Thursday, 21 January 2016

Killing our own with polonium contamination



The media today have  been shocked at the exposure of details of the Russian Government's apparent murder of one of its own former spooks, Alexander Litvinenko,  by radioactive polonium poisoning
They may also be shocked that in the early years of developing the predecessor to the Trident nuclear WMD, our nuclear boffins  had a terrible accident at Sellafield ( then called Windscale) when trying to produce  polonium - by irradiating bismuth oxide cartridges - in the iconic Windscale piles, resulting in the widespread polonium contamination of north west England in October 1957.
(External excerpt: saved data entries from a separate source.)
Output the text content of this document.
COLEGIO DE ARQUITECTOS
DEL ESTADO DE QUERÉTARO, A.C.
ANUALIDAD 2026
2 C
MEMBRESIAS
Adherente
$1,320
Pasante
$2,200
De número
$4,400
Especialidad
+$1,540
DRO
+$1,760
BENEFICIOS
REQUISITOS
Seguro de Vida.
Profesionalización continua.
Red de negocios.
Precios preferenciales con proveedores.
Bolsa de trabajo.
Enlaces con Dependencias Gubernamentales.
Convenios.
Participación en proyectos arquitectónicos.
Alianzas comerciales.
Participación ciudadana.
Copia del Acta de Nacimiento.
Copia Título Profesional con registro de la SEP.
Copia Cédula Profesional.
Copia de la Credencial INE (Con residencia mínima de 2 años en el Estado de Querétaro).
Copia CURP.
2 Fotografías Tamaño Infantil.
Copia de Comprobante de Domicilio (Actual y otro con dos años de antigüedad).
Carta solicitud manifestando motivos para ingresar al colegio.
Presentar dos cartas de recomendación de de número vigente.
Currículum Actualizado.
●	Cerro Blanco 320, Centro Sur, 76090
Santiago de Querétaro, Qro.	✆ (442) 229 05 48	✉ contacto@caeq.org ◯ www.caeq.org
The official history of the accident, by the late Lorna Arnold,  ( published in 1992), revealed ( at page 97) that following the accident polonium pollution was detected within days in northern Europe. Samples were collected in Copenhagen, Oslo, Bonn, and The Hague and analysed by the UK Atomic Energy Authority  scientists at Harwell  near Oxford.
A paper revealing this was published, ironically considering the purpose of Sellafield in the atomic bomb programme, by Dr John Dunster, chief health physicist for UKAEA at Sellafield, at the United Nations' Peaceful Uses of Atomic Energy conference in Geneva, in 1958. Perhaps it was to smokescreen the real military nuclear materials production purposes of the Windscale piles.
Later medical analysis by the Medical Research Council suggested around 33 additional deaths could have resulted from this uncontrolled release of polonium across the country
As a BBC documentary  aired in  2007 suggested " "No-one died in the fire but despite what the UKAEA said in 1957 about there being no risk to human health, it's now widely accepted that some deaths in the UK, and elsewhere in Europe, could have been caused by the release of the radioactivity. But the figures vary depending on which study you look at. Some have suggested 30, others around 100 and some well over that. Brian Wynne, professor of science studies at Lancaster University says the deaths are what are known as statistical deaths i.e not actual named people and it will be always difficult to prove whether any one person died as a direct result of an incident like the fire."
 "The view from outside Windscale in 1957". BBC 2 October 2007
So it is not only the Russians that have  had problems with dangerous polonium.